Stage 2: Data Analysis and Identification of Coupled Interactions

Building on the groundwork laid in Stage 1, this phase applied Canonical Correlation Analysis (CCA) to link global sea surface temperature (SST), cloud cover, and sea ice concentration (SIC). CCA is a multivariate statistical technique designed to uncover patterns that co-vary most strongly between two climate fields — in this case, SST and TCC or SST and SIC. This allows us to identify the climate modes that drive changes in clouds and sea ice and to quantify the relative influence of anthropogenic and natural drivers.
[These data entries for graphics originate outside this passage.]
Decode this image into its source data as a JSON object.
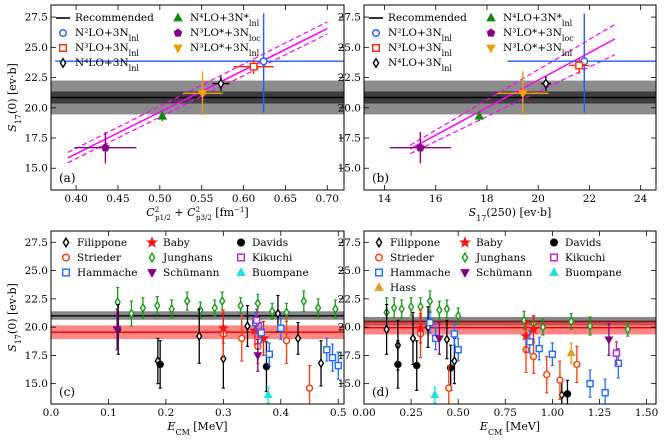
{
  "colors": {
    "band_a": "#000000",
    "band_c_dark": "#222222",
    "band_c_red": "#ff2020",
    "fit_line": "#ff00ff",
    "n2lo": "#1e5cff",
    "n3lo": "#ff2a00",
    "n4lo": "#000000",
    "n4lo_star": "#0f8a0f",
    "n3lo_loc": "#8b008b",
    "n3lo_star_lnl": "#f2a000",
    "filippone": "#000000",
    "strieder": "#ff3a00",
    "hammache": "#1e6cff",
    "baby": "#ff1010",
    "junghans": "#179b17",
    "schumann": "#800080",
    "davids": "#000000",
    "kikuchi": "#c020c0",
    "buompane": "#20e0e0",
    "hass": "#e0a020"
  },
  "ylabel_sym": "S",
  "ylabel_sub": "17",
  "ylabel_rest": "(0) [ev·b]",
  "chart_data": [
    {
      "panel": "(a)",
      "type": "scatter",
      "xlabel": "C²p1/2 + C²p3/2 [fm⁻¹]",
      "xlim": [
        0.37,
        0.72
      ],
      "ylim": [
        13.2,
        28.5
      ],
      "xticks": [
        0.4,
        0.45,
        0.5,
        0.55,
        0.6,
        0.65,
        0.7
      ],
      "yticks": [
        15.0,
        17.5,
        20.0,
        22.5,
        25.0,
        27.5
      ],
      "band": {
        "center": 20.85,
        "inner": [
          20.35,
          21.35
        ],
        "outer": [
          19.45,
          22.25
        ]
      },
      "fit_line": {
        "x": [
          0.39,
          0.7
        ],
        "y": [
          15.85,
          26.55
        ],
        "upper_y": [
          16.3,
          27.1
        ],
        "lower_y": [
          15.45,
          26.1
        ]
      },
      "legend": [
        "Recommended",
        "N²LO+3N_lnl",
        "N³LO+3N_lnl",
        "N⁴LO+3N_lnl",
        "N⁴LO+3N*_lnl",
        "N³LO*+3N_loc",
        "N³LO*+3N_lnl"
      ],
      "points": [
        {
          "series": "N²LO+3N_lnl",
          "x": 0.624,
          "y": 23.85,
          "xerr": [
            0.375,
            0.72
          ],
          "yerr": [
            19.6,
            27.8
          ]
        },
        {
          "series": "N³LO+3N_lnl",
          "x": 0.612,
          "y": 23.4,
          "xerr": [
            0.588,
            0.636
          ],
          "yerr": [
            22.8,
            24.0
          ]
        },
        {
          "series": "N⁴LO+3N_lnl",
          "x": 0.573,
          "y": 22.0,
          "xerr": [
            0.563,
            0.583
          ],
          "yerr": [
            21.4,
            22.6
          ]
        },
        {
          "series": "N⁴LO+3N*_lnl",
          "x": 0.503,
          "y": 19.3,
          "xerr": [
            0.5,
            0.506
          ],
          "yerr": [
            18.9,
            19.7
          ]
        },
        {
          "series": "N³LO*+3N_loc",
          "x": 0.435,
          "y": 16.7,
          "xerr": [
            0.398,
            0.472
          ],
          "yerr": [
            15.4,
            18.0
          ]
        },
        {
          "series": "N³LO*+3N_lnl",
          "x": 0.551,
          "y": 21.2,
          "xerr": [
            0.528,
            0.575
          ],
          "yerr": [
            19.4,
            23.0
          ]
        }
      ]
    },
    {
      "panel": "(b)",
      "type": "scatter",
      "xlabel": "S17(250) [ev·b]",
      "xlim": [
        13.2,
        24.6
      ],
      "ylim": [
        13.2,
        28.5
      ],
      "xticks": [
        14,
        16,
        18,
        20,
        22,
        24
      ],
      "yticks": [
        15.0,
        17.5,
        20.0,
        22.5,
        25.0,
        27.5
      ],
      "band": {
        "center": 20.85,
        "inner": [
          20.35,
          21.35
        ],
        "outer": [
          19.45,
          22.25
        ]
      },
      "fit_line": {
        "x": [
          15.0,
          23.0
        ],
        "y": [
          16.6,
          25.7
        ],
        "upper_y": [
          16.9,
          26.9
        ],
        "lower_y": [
          16.2,
          24.4
        ]
      },
      "legend": [
        "Recommended",
        "N²LO+3N_lnl",
        "N³LO+3N_lnl",
        "N⁴LO+3N_lnl",
        "N⁴LO+3N*_lnl",
        "N³LO*+3N_loc",
        "N³LO*+3N_lnl"
      ],
      "points": [
        {
          "series": "N²LO+3N_lnl",
          "x": 21.8,
          "y": 23.85,
          "xerr": [
            18.8,
            24.6
          ],
          "yerr": [
            19.6,
            27.8
          ]
        },
        {
          "series": "N³LO+3N_lnl",
          "x": 21.6,
          "y": 23.5,
          "xerr": [
            21.2,
            22.0
          ],
          "yerr": [
            22.8,
            24.1
          ]
        },
        {
          "series": "N⁴LO+3N_lnl",
          "x": 20.3,
          "y": 22.0,
          "xerr": [
            20.1,
            20.5
          ],
          "yerr": [
            21.4,
            22.6
          ]
        },
        {
          "series": "N⁴LO+3N*_lnl",
          "x": 17.7,
          "y": 19.3,
          "xerr": [
            17.6,
            17.8
          ],
          "yerr": [
            18.9,
            19.7
          ]
        },
        {
          "series": "N³LO*+3N_loc",
          "x": 15.4,
          "y": 16.7,
          "xerr": [
            14.2,
            16.6
          ],
          "yerr": [
            15.4,
            18.0
          ]
        },
        {
          "series": "N³LO*+3N_lnl",
          "x": 19.4,
          "y": 21.2,
          "xerr": [
            18.4,
            20.4
          ],
          "yerr": [
            19.4,
            23.0
          ]
        }
      ]
    },
    {
      "panel": "(c)",
      "type": "scatter",
      "xlabel": "E_CM [MeV]",
      "xlim": [
        0.0,
        0.51
      ],
      "ylim": [
        13.2,
        28.5
      ],
      "xticks": [
        0.0,
        0.1,
        0.2,
        0.3,
        0.4,
        0.5
      ],
      "yticks": [
        15.0,
        17.5,
        20.0,
        22.5,
        25.0,
        27.5
      ],
      "band_dark": {
        "center": 21.0,
        "range": [
          20.65,
          21.4
        ]
      },
      "band_red": {
        "center": 19.55,
        "range": [
          18.95,
          20.15
        ]
      },
      "legend": [
        "Filippone",
        "Strieder",
        "Hammache",
        "Baby",
        "Junghans",
        "Schümann",
        "Davids",
        "Kikuchi",
        "Buompane"
      ],
      "points": [
        {
          "series": "Junghans",
          "x": 0.116,
          "y": 22.2,
          "err": 1.3
        },
        {
          "series": "Junghans",
          "x": 0.14,
          "y": 21.2,
          "err": 1.1
        },
        {
          "series": "Junghans",
          "x": 0.16,
          "y": 21.7,
          "err": 0.9
        },
        {
          "series": "Junghans",
          "x": 0.185,
          "y": 21.9,
          "err": 0.8
        },
        {
          "series": "Junghans",
          "x": 0.21,
          "y": 21.6,
          "err": 0.8
        },
        {
          "series": "Junghans",
          "x": 0.237,
          "y": 22.3,
          "err": 0.8
        },
        {
          "series": "Junghans",
          "x": 0.26,
          "y": 21.5,
          "err": 0.7
        },
        {
          "series": "Junghans",
          "x": 0.285,
          "y": 21.7,
          "err": 0.7
        },
        {
          "series": "Junghans",
          "x": 0.298,
          "y": 22.3,
          "err": 0.8
        },
        {
          "series": "Junghans",
          "x": 0.33,
          "y": 21.9,
          "err": 0.7
        },
        {
          "series": "Junghans",
          "x": 0.36,
          "y": 22.1,
          "err": 0.8
        },
        {
          "series": "Junghans",
          "x": 0.385,
          "y": 21.4,
          "err": 0.7
        },
        {
          "series": "Junghans",
          "x": 0.41,
          "y": 21.3,
          "err": 0.8
        },
        {
          "series": "Junghans",
          "x": 0.44,
          "y": 22.3,
          "err": 0.9
        },
        {
          "series": "Junghans",
          "x": 0.465,
          "y": 21.7,
          "err": 0.8
        },
        {
          "series": "Junghans",
          "x": 0.495,
          "y": 21.6,
          "err": 0.8
        },
        {
          "series": "Filippone",
          "x": 0.117,
          "y": 19.8,
          "err": 2.2
        },
        {
          "series": "Filippone",
          "x": 0.186,
          "y": 17.0,
          "err": 2.0
        },
        {
          "series": "Filippone",
          "x": 0.258,
          "y": 19.2,
          "err": 2.4
        },
        {
          "series": "Filippone",
          "x": 0.3,
          "y": 17.2,
          "err": 2.6
        },
        {
          "series": "Filippone",
          "x": 0.342,
          "y": 20.1,
          "err": 1.8
        },
        {
          "series": "Filippone",
          "x": 0.395,
          "y": 21.2,
          "err": 1.6
        },
        {
          "series": "Filippone",
          "x": 0.43,
          "y": 19.0,
          "err": 1.4
        },
        {
          "series": "Filippone",
          "x": 0.47,
          "y": 16.8,
          "err": 2.0
        },
        {
          "series": "Davids",
          "x": 0.19,
          "y": 16.7,
          "err": 2.1
        },
        {
          "series": "Davids",
          "x": 0.375,
          "y": 16.5,
          "err": 2.2
        },
        {
          "series": "Strieder",
          "x": 0.3,
          "y": 19.4,
          "err": 2.1
        },
        {
          "series": "Strieder",
          "x": 0.332,
          "y": 19.0,
          "err": 2.0
        },
        {
          "series": "Strieder",
          "x": 0.36,
          "y": 18.3,
          "err": 1.5
        },
        {
          "series": "Strieder",
          "x": 0.41,
          "y": 18.8,
          "err": 2.0
        },
        {
          "series": "Strieder",
          "x": 0.45,
          "y": 14.6,
          "err": 2.0
        },
        {
          "series": "Baby",
          "x": 0.3,
          "y": 19.9,
          "err": 1.3
        },
        {
          "series": "Baby",
          "x": 0.355,
          "y": 19.7,
          "err": 1.2
        },
        {
          "series": "Baby",
          "x": 0.37,
          "y": 19.0,
          "err": 1.5
        },
        {
          "series": "Hammache",
          "x": 0.356,
          "y": 20.4,
          "err": 0.9
        },
        {
          "series": "Hammache",
          "x": 0.366,
          "y": 19.5,
          "err": 0.9
        },
        {
          "series": "Hammache",
          "x": 0.38,
          "y": 17.6,
          "err": 1.0
        },
        {
          "series": "Hammache",
          "x": 0.4,
          "y": 19.9,
          "err": 1.0
        },
        {
          "series": "Hammache",
          "x": 0.48,
          "y": 18.0,
          "err": 1.0
        },
        {
          "series": "Hammache",
          "x": 0.49,
          "y": 17.3,
          "err": 1.2
        },
        {
          "series": "Hammache",
          "x": 0.5,
          "y": 16.6,
          "err": 1.2
        },
        {
          "series": "Schümann",
          "x": 0.115,
          "y": 19.8,
          "err": 1.8
        },
        {
          "series": "Schümann",
          "x": 0.36,
          "y": 17.5,
          "err": 1.4
        },
        {
          "series": "Kikuchi",
          "x": 0.358,
          "y": 20.6,
          "err": 1.0
        },
        {
          "series": "Buompane",
          "x": 0.378,
          "y": 14.0,
          "err": 0.7
        }
      ]
    },
    {
      "panel": "(d)",
      "type": "scatter",
      "xlabel": "E_CM [MeV]",
      "xlim": [
        0.0,
        1.55
      ],
      "ylim": [
        13.2,
        28.5
      ],
      "xticks": [
        0.0,
        0.25,
        0.5,
        0.75,
        1.0,
        1.25,
        1.5
      ],
      "yticks": [
        15.0,
        17.5,
        20.0,
        22.5,
        25.0,
        27.5
      ],
      "band_dark": {
        "center": 20.5,
        "range": [
          20.15,
          20.9
        ]
      },
      "band_red": {
        "center": 19.95,
        "range": [
          19.35,
          20.55
        ]
      },
      "legend": [
        "Filippone",
        "Strieder",
        "Hammache",
        "Hass",
        "Baby",
        "Junghans",
        "Schümann",
        "Davids",
        "Kikuchi",
        "Buompane"
      ],
      "points": [
        {
          "series": "Junghans",
          "x": 0.12,
          "y": 21.3,
          "err": 1.3
        },
        {
          "series": "Junghans",
          "x": 0.16,
          "y": 21.7,
          "err": 0.9
        },
        {
          "series": "Junghans",
          "x": 0.2,
          "y": 21.6,
          "err": 0.8
        },
        {
          "series": "Junghans",
          "x": 0.25,
          "y": 21.8,
          "err": 0.8
        },
        {
          "series": "Junghans",
          "x": 0.3,
          "y": 21.8,
          "err": 0.8
        },
        {
          "series": "Junghans",
          "x": 0.35,
          "y": 22.3,
          "err": 0.9
        },
        {
          "series": "Junghans",
          "x": 0.4,
          "y": 21.5,
          "err": 0.8
        },
        {
          "series": "Junghans",
          "x": 0.44,
          "y": 21.6,
          "err": 0.8
        },
        {
          "series": "Junghans",
          "x": 0.5,
          "y": 21.0,
          "err": 0.7
        },
        {
          "series": "Junghans",
          "x": 0.85,
          "y": 20.6,
          "err": 0.8
        },
        {
          "series": "Junghans",
          "x": 0.9,
          "y": 20.3,
          "err": 0.7
        },
        {
          "series": "Junghans",
          "x": 0.95,
          "y": 20.0,
          "err": 0.7
        },
        {
          "series": "Junghans",
          "x": 1.1,
          "y": 20.5,
          "err": 0.7
        },
        {
          "series": "Junghans",
          "x": 1.2,
          "y": 20.1,
          "err": 0.8
        },
        {
          "series": "Junghans",
          "x": 1.4,
          "y": 19.8,
          "err": 0.6
        },
        {
          "series": "Filippone",
          "x": 0.12,
          "y": 19.8,
          "err": 2.2
        },
        {
          "series": "Filippone",
          "x": 0.18,
          "y": 18.4,
          "err": 2.2
        },
        {
          "series": "Filippone",
          "x": 0.26,
          "y": 19.0,
          "err": 2.3
        },
        {
          "series": "Filippone",
          "x": 0.34,
          "y": 20.0,
          "err": 1.8
        },
        {
          "series": "Filippone",
          "x": 0.44,
          "y": 18.9,
          "err": 1.7
        },
        {
          "series": "Filippone",
          "x": 0.48,
          "y": 17.0,
          "err": 2.0
        },
        {
          "series": "Filippone",
          "x": 1.05,
          "y": 14.0,
          "err": 1.4
        },
        {
          "series": "Davids",
          "x": 0.18,
          "y": 16.7,
          "err": 2.1
        },
        {
          "series": "Davids",
          "x": 0.28,
          "y": 16.6,
          "err": 2.2
        },
        {
          "series": "Davids",
          "x": 0.46,
          "y": 16.4,
          "err": 2.0
        },
        {
          "series": "Davids",
          "x": 1.08,
          "y": 14.1,
          "err": 1.2
        },
        {
          "series": "Strieder",
          "x": 0.3,
          "y": 19.4,
          "err": 2.1
        },
        {
          "series": "Strieder",
          "x": 0.45,
          "y": 14.6,
          "err": 2.0
        },
        {
          "series": "Strieder",
          "x": 0.86,
          "y": 18.0,
          "err": 2.0
        },
        {
          "series": "Strieder",
          "x": 0.9,
          "y": 17.4,
          "err": 1.5
        },
        {
          "series": "Strieder",
          "x": 0.97,
          "y": 15.8,
          "err": 1.6
        },
        {
          "series": "Strieder",
          "x": 1.04,
          "y": 15.3,
          "err": 1.7
        },
        {
          "series": "Strieder",
          "x": 1.13,
          "y": 16.7,
          "err": 1.6
        },
        {
          "series": "Baby",
          "x": 0.3,
          "y": 19.9,
          "err": 1.3
        },
        {
          "series": "Baby",
          "x": 0.86,
          "y": 19.2,
          "err": 1.4
        },
        {
          "series": "Baby",
          "x": 0.9,
          "y": 19.8,
          "err": 1.2
        },
        {
          "series": "Hammache",
          "x": 0.35,
          "y": 20.4,
          "err": 0.9
        },
        {
          "series": "Hammache",
          "x": 0.38,
          "y": 19.0,
          "err": 1.0
        },
        {
          "series": "Hammache",
          "x": 0.48,
          "y": 19.4,
          "err": 1.0
        },
        {
          "series": "Hammache",
          "x": 0.5,
          "y": 18.0,
          "err": 1.0
        },
        {
          "series": "Hammache",
          "x": 0.88,
          "y": 18.7,
          "err": 1.0
        },
        {
          "series": "Hammache",
          "x": 0.93,
          "y": 18.1,
          "err": 1.0
        },
        {
          "series": "Hammache",
          "x": 1.0,
          "y": 17.6,
          "err": 1.0
        },
        {
          "series": "Hammache",
          "x": 1.2,
          "y": 15.0,
          "err": 1.2
        },
        {
          "series": "Hammache",
          "x": 1.28,
          "y": 14.2,
          "err": 1.2
        },
        {
          "series": "Hammache",
          "x": 1.35,
          "y": 16.8,
          "err": 1.3
        },
        {
          "series": "Schümann",
          "x": 0.4,
          "y": 19.0,
          "err": 1.4
        },
        {
          "series": "Schümann",
          "x": 1.3,
          "y": 18.9,
          "err": 1.4
        },
        {
          "series": "Kikuchi",
          "x": 1.34,
          "y": 17.7,
          "err": 1.0
        },
        {
          "series": "Buompane",
          "x": 0.376,
          "y": 14.0,
          "err": 0.7
        },
        {
          "series": "Hass",
          "x": 1.1,
          "y": 17.7,
          "err": 0.9
        }
      ]
    }
  ]
}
Coupled SST–TCC Patterns (ENSO Fingerprints)

This analysis revealed that much of the global cloud variability is tied to Pacific climate modes, particularly the El Niño–Southern Oscillation (ENSO).
The third CCA pair corresponds to the Eastern Pacific (EP) ENSO, showing warm SST anomalies in the eastern equatorial Pacific and increased cloudiness over the same region and the Atlantic. The fourth CCA pair captures the Central Pacific (CP) ENSO, marked by a V-shaped SST pattern in the central Pacific and cloud anomalies consistent with a shift in tropical convection. Together, these results confirm that global cloud patterns are strongly modulated by ENSO phases, with direct impacts on global radiation balance.

Coupled SST–SIC Patterns (Anthropogenic and Natural Drivers)

This analysis revealed three dominant SST–SIC relationships that shape Arctic sea ice variability:

• CCA1: Shows a near-global warming SST pattern linked to widespread Arctic sea ice decline, pointing to a strong anthropogenic (CO₂-driven) influence.
• CCA2: Highlights positive SST anomalies in the North Atlantic and strong negative SIC anomalies in the Barents and Kara Seas, a signature of the Atlantic Multidecadal Oscillation (AMO) driving sea ice loss.
• CCA3: Displays a tripole-like SST pattern linked to the North Atlantic Oscillation (NAO), influencing both sea ice retreat in the Barents Sea and accumulation in regions like Baffin Bay.

These patterns demonstrate that while anthropogenic warming is the primary driver of Arctic sea ice decline, natural climate oscillations continue to modulate regional sea ice behavior.

Atlantic SST–Global SIC Links from Reanalysis

Using long-term reanalysis data, we further identified a multi-decadal connection between the Atlantic Ocean circulation (AMOC) and global sea ice variability.
When the AMOC is strong, the North Atlantic warms, Arctic sea ice declines, and Antarctic sea ice slightly expands — illustrating an inter-hemispheric “seesaw.” These results underscore the importance of natural oceanic variability in shaping polar climate trends, even in the presence of strong anthropogenic forcing.

Together, these findings from Stage 2 provide a comprehensive view of how human activities and natural variability interact to shape clouds and sea ice on a global scale.